体内での銅の作用
銅は必須微量元素であり、セルロプラスミン・チトクロームCオキシダーゼ・リシルオキシダーゼ・ドーパミンβヒドロキシダーゼ・チロシナーゼ・Cu/Znスーパーオキシドジスムターゼなどの銅酵素活性に不可欠な元素である。

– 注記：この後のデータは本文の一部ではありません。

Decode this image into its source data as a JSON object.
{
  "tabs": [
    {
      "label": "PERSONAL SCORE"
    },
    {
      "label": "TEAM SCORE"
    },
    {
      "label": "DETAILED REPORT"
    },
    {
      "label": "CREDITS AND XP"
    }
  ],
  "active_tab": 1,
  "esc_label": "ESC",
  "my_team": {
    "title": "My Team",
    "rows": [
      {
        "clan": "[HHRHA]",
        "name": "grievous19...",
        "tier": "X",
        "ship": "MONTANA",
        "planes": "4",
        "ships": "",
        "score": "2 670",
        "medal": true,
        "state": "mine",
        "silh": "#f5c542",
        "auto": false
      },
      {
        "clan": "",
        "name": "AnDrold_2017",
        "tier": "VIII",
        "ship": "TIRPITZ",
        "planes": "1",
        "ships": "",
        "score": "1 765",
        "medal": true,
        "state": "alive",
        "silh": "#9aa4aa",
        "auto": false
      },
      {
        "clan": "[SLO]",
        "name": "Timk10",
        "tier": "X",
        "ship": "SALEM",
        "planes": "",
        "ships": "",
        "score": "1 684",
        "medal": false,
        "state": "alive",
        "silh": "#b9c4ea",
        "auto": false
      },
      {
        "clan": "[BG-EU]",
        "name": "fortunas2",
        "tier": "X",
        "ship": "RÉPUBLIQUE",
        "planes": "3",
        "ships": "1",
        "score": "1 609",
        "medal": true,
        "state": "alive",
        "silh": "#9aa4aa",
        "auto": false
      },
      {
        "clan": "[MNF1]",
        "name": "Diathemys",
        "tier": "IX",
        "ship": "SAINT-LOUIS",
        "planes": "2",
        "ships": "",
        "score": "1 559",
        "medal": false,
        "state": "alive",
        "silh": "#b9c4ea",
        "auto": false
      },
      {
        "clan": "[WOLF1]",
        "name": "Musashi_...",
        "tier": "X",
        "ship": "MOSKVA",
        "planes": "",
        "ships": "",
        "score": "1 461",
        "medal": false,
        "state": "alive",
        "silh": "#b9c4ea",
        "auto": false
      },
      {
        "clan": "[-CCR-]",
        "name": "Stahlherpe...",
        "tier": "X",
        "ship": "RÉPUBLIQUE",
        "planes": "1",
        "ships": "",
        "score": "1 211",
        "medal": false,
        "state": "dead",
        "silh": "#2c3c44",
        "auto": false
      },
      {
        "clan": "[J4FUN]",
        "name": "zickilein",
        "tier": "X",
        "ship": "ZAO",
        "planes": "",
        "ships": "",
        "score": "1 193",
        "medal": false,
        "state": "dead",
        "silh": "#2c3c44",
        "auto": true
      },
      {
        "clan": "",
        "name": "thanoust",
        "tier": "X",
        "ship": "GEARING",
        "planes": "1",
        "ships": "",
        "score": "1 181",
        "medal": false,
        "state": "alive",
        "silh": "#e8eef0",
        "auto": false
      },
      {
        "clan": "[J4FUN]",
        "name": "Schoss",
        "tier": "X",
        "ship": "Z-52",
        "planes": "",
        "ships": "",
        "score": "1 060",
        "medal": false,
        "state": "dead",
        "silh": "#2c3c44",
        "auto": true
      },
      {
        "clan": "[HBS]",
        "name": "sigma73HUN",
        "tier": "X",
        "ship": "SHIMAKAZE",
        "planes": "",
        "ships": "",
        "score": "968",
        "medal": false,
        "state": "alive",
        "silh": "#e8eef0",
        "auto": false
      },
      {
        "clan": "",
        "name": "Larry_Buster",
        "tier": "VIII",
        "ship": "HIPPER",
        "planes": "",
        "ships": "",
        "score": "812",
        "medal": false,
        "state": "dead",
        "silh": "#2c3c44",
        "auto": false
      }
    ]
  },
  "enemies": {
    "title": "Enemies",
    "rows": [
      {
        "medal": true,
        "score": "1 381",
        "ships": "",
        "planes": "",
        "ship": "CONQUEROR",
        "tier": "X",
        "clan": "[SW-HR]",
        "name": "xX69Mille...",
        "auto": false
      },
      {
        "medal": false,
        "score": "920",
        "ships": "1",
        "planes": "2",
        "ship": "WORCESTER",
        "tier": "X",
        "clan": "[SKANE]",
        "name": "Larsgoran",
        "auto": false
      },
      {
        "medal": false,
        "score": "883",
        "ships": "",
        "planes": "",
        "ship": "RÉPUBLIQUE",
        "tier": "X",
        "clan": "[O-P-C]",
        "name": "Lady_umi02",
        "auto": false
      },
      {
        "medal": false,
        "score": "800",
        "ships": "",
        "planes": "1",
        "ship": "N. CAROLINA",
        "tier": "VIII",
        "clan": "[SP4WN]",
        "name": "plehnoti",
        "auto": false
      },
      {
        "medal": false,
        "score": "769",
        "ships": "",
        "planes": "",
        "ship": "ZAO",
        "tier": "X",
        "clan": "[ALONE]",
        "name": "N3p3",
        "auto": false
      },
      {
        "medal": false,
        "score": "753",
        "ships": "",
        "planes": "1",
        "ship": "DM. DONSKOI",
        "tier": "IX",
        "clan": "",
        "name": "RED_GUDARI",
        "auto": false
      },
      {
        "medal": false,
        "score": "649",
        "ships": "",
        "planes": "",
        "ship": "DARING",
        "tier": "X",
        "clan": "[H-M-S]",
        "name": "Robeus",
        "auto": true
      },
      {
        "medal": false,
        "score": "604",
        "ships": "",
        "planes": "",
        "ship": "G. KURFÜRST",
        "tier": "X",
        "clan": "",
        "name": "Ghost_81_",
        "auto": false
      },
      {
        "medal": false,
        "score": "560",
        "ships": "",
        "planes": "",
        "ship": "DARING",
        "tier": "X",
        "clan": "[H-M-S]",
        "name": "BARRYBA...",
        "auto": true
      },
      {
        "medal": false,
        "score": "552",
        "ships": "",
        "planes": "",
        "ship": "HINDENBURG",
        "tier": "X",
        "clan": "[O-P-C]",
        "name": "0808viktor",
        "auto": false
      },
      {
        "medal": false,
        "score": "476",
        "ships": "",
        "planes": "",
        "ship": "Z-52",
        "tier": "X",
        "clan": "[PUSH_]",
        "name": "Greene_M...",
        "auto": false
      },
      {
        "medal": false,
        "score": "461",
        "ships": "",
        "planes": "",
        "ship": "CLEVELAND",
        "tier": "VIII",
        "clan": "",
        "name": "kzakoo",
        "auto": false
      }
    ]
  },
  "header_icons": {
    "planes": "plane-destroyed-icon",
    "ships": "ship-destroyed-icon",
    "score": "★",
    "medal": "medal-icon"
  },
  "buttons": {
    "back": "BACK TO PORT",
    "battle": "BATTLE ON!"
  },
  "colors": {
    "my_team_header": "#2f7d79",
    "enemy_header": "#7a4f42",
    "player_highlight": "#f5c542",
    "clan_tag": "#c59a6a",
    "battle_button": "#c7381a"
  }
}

銅欠乏になるとこれらの酵素活性が低下し、様々な障害が生じる。
細胞内で銅が過剰になると、メタロチオネインが増加して過剰銅と結合する。メタロチオネイン結合銅は毒性を持たないが、それ以上に銅が蓄積すると、遷移元素である銅のフェントン反応により酸化ストレス状態になり、毒性をきたすと考えられている。
分布・摂取
体内に約100mgが存在
骨・骨格筋に50%、肝臓に10%、その他血液中や脳に存在
1日の摂取推奨量 男性:0.8-0.9mg、女性:0.7mg、耐容上限量:7mg
1日の平均摂取量:1.12mg
穀類からの摂取量が最多、次いで豆類・野菜類・魚介類。
吸収
ATP7Aによって上部小腸から吸収される。
吸収率は12-71%と報告によって差があり、食事中の鉄・亜鉛・アスコルビン酸によって吸収が阻害される。

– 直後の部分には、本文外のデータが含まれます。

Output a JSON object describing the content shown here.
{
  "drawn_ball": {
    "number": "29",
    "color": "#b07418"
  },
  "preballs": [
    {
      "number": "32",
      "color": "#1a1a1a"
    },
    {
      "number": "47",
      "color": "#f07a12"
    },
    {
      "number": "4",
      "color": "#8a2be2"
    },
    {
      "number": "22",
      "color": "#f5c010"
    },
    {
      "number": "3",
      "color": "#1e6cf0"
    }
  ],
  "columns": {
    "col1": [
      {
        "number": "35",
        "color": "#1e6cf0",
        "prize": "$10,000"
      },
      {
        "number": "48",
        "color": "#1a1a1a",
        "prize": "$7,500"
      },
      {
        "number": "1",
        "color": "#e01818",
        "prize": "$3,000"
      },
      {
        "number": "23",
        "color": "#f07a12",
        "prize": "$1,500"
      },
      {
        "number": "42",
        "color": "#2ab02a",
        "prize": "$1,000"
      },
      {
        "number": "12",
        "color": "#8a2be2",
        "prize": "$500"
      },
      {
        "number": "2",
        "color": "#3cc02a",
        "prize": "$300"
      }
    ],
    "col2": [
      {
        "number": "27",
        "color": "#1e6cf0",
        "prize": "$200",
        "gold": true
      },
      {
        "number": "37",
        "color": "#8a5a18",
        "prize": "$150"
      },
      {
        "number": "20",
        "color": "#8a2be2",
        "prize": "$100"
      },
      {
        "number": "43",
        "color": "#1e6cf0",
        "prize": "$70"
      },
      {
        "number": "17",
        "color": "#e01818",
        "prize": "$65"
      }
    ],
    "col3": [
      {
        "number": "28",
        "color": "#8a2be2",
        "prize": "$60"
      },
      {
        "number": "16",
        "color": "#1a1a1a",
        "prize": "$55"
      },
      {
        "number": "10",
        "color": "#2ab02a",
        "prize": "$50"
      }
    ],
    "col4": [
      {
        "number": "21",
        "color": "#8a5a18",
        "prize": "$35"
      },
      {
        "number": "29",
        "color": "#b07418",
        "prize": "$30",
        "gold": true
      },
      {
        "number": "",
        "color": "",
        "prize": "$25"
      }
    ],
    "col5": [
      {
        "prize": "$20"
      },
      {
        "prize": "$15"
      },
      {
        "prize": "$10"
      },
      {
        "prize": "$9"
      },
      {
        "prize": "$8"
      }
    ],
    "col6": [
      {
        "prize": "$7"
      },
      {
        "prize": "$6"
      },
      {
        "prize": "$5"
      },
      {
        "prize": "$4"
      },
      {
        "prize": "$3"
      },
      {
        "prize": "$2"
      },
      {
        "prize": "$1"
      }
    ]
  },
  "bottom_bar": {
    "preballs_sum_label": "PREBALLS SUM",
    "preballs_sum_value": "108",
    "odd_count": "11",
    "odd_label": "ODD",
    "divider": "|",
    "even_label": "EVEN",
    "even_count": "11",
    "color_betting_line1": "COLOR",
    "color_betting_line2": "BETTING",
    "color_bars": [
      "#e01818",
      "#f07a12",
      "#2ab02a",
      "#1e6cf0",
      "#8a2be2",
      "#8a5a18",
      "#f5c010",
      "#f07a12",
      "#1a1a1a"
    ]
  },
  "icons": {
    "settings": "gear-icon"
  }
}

腸管から吸収された銅はアルブミンやα2マクログロブリンと結合して、門脈を介して肝臓に取り込まれる。
肝臓は銅の恒常性を保持する中心的臓器であり、肝臓からの分泌経路は大きく2つある。
- 胆汁へ分泌→便中に排泄
- セルロプラスミンとなって血液中へ分泌
吸収された銅の85%は胆汁に分泌される。
血清中の銅の90%以上はセルロプラスミンに結合した銅であり、残りはアルブミンやアミノ酸に結合している銅(遊離銅・セルロプラスミン非結合銅・フリー銅)である。他臓器への銅の取り込みや尿中への銅の排泄は遊離銅由来で、吸収された銅の5%以下と微量である。

*Wilson病診療ガイドライン2015.

*Compr Physiol. 2018;8(4):1433-1461.
肝細胞での銅代謝機構

*Wilson病診療ガイドライン2015.
細胞膜にあるCTR1により、血液中の銅は肝細胞のサイトソルに取り込まれる。
その銅はトランスゴルジ体へ輸送され、ゴルジ体膜に存在するATP7Bによりゴルジ体内に取り込まれる。
ゴルジ体内に取り込まれた銅は、アポセルロプラスミンと結合してホロセルロプラスミンとなって血液中に分泌される。
胆汁への銅分泌はCOMMD1とATP7Bが相互に関与して行っている。